"Hard" is such a vague statement though. There are games that are hard, sometimes unfairly so but are still entertaining, even for low skill players. Somehow I found 5 hours to watch this Noah's Dark Souls 1-3 essay. What I found fascinating is seeing how somehow with completely different skillset he approached and enjoyed the game. I am mentioning it because he "butchered" quite a few enocunters by cheesing them, and had a jolly good time doing that in most cases. Those were also encounters I enjoyed really much fighting "honorably".

I don't think having hard encounters that feel overwhelming is bad, and I don't think an ability to cheese encounters is bad. Where BG3 struggles compared to DS is that it doesn't have solid core experience. BG3 doesn't have a well balanced and designed core, so it can't really engage player in an interesting way - "mastery" of the system is unenjoyable.
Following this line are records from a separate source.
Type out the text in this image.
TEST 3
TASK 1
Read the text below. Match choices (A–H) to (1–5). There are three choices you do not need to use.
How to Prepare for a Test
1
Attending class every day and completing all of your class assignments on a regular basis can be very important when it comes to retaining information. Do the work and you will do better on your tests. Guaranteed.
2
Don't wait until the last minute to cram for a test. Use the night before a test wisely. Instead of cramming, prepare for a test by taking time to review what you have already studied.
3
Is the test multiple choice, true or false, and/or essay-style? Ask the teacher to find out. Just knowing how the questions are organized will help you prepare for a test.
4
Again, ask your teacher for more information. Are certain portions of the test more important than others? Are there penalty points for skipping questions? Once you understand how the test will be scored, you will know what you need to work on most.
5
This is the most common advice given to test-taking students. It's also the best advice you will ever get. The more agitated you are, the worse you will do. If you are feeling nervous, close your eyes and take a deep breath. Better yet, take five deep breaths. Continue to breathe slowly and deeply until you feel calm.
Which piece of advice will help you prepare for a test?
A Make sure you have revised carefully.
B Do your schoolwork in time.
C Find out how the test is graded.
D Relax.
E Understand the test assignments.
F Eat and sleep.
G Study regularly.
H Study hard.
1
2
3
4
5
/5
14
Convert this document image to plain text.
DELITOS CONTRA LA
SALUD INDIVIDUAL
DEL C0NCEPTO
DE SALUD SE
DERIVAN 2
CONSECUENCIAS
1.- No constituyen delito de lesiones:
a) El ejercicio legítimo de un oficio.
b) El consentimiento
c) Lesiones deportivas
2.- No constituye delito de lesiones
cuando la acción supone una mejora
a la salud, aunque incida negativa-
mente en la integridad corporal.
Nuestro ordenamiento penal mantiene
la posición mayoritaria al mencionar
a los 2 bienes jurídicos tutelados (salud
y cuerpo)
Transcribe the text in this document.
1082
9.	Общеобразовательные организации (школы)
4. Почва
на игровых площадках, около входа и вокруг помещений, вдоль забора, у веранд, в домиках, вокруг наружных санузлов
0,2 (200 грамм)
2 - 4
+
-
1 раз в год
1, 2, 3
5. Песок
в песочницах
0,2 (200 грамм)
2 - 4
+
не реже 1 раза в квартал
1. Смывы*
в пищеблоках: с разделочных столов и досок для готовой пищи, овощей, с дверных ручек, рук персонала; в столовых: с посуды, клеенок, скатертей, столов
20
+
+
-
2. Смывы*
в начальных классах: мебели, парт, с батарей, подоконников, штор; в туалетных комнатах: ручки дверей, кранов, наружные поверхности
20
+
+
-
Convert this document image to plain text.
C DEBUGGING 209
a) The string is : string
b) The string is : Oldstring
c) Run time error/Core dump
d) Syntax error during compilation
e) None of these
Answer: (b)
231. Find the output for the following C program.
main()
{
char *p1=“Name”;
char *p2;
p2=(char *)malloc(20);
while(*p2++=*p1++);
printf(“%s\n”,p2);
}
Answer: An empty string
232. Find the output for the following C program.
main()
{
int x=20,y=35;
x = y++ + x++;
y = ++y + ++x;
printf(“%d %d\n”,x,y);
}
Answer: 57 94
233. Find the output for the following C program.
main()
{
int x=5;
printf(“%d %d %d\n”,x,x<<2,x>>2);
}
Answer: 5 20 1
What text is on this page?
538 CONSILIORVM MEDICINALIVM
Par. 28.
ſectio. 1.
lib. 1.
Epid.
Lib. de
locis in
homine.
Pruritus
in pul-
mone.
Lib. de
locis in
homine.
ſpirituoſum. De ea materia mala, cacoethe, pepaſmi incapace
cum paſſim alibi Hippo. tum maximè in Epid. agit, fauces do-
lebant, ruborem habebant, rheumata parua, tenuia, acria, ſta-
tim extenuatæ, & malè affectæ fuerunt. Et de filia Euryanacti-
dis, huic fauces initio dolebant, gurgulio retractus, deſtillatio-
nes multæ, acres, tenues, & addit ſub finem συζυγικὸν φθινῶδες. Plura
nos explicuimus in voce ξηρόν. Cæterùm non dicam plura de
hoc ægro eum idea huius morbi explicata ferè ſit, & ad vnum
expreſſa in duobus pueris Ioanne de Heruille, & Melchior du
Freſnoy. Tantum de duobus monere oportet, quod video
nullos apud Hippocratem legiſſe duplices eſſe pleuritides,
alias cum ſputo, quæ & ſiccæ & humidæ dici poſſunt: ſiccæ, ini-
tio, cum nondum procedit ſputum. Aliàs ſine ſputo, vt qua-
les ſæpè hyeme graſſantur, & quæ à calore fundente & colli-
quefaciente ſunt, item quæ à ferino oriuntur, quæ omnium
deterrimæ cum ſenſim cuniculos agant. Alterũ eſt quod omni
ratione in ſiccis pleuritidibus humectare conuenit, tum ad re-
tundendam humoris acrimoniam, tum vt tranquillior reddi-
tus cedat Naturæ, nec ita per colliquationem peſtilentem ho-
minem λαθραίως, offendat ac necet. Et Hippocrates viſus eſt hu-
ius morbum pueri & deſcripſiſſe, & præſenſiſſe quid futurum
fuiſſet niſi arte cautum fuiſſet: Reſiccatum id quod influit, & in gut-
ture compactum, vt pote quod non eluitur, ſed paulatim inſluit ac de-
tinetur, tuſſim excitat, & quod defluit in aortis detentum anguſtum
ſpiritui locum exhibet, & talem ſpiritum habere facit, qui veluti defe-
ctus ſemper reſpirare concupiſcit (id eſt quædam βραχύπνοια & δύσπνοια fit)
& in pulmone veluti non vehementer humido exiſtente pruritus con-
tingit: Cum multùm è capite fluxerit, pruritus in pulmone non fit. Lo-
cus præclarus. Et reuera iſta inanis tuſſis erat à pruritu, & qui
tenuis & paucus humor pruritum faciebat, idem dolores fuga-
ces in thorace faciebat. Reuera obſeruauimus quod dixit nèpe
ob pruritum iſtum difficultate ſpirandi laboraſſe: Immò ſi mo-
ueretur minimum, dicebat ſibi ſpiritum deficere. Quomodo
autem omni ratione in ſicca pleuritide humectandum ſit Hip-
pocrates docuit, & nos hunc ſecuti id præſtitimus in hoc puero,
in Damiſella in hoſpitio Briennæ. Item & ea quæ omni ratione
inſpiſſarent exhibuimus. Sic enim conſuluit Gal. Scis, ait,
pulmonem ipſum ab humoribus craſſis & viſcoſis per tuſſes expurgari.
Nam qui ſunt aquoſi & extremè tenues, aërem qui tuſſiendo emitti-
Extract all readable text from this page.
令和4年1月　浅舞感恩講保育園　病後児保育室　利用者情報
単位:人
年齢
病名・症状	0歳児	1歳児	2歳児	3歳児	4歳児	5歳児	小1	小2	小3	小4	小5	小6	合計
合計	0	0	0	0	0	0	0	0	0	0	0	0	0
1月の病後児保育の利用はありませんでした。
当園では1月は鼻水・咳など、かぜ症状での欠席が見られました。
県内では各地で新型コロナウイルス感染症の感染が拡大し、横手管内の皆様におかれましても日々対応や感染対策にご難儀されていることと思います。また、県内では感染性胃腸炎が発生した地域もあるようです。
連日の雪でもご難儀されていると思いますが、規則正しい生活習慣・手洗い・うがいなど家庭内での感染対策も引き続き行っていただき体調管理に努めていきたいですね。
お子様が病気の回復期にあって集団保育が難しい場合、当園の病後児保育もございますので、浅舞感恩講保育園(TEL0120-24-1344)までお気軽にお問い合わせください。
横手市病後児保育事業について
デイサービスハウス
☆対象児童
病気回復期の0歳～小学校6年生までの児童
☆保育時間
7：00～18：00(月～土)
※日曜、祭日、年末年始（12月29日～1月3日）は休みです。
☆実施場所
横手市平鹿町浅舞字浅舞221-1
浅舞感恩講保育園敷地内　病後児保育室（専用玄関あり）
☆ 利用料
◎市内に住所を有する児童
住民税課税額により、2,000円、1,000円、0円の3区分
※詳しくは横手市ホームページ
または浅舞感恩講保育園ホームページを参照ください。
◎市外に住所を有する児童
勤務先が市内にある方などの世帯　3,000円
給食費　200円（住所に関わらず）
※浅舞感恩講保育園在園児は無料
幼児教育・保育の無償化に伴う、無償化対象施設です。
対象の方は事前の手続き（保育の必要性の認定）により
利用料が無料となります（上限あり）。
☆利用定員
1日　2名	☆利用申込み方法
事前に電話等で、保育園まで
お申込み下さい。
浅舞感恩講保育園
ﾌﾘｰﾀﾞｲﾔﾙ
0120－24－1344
That's also, I think, where the BG1&2 cheese differs from BG3. I did cloud kill to death dragons off screen, or combed time stop with multiple dragon breaths and rest between encounters etc. but I did that because I didn't want to engage with the content, not because I felt the game demands me. I knew there was encounter I could engage with and figure out, but I just coundn't be bothered. BG3 just isn't there (yet?). When it gets hard, it gets hard unfairly so - it gets hard in the way that limits valid tools at players disposal, rather then encouraging them to make most of what they have.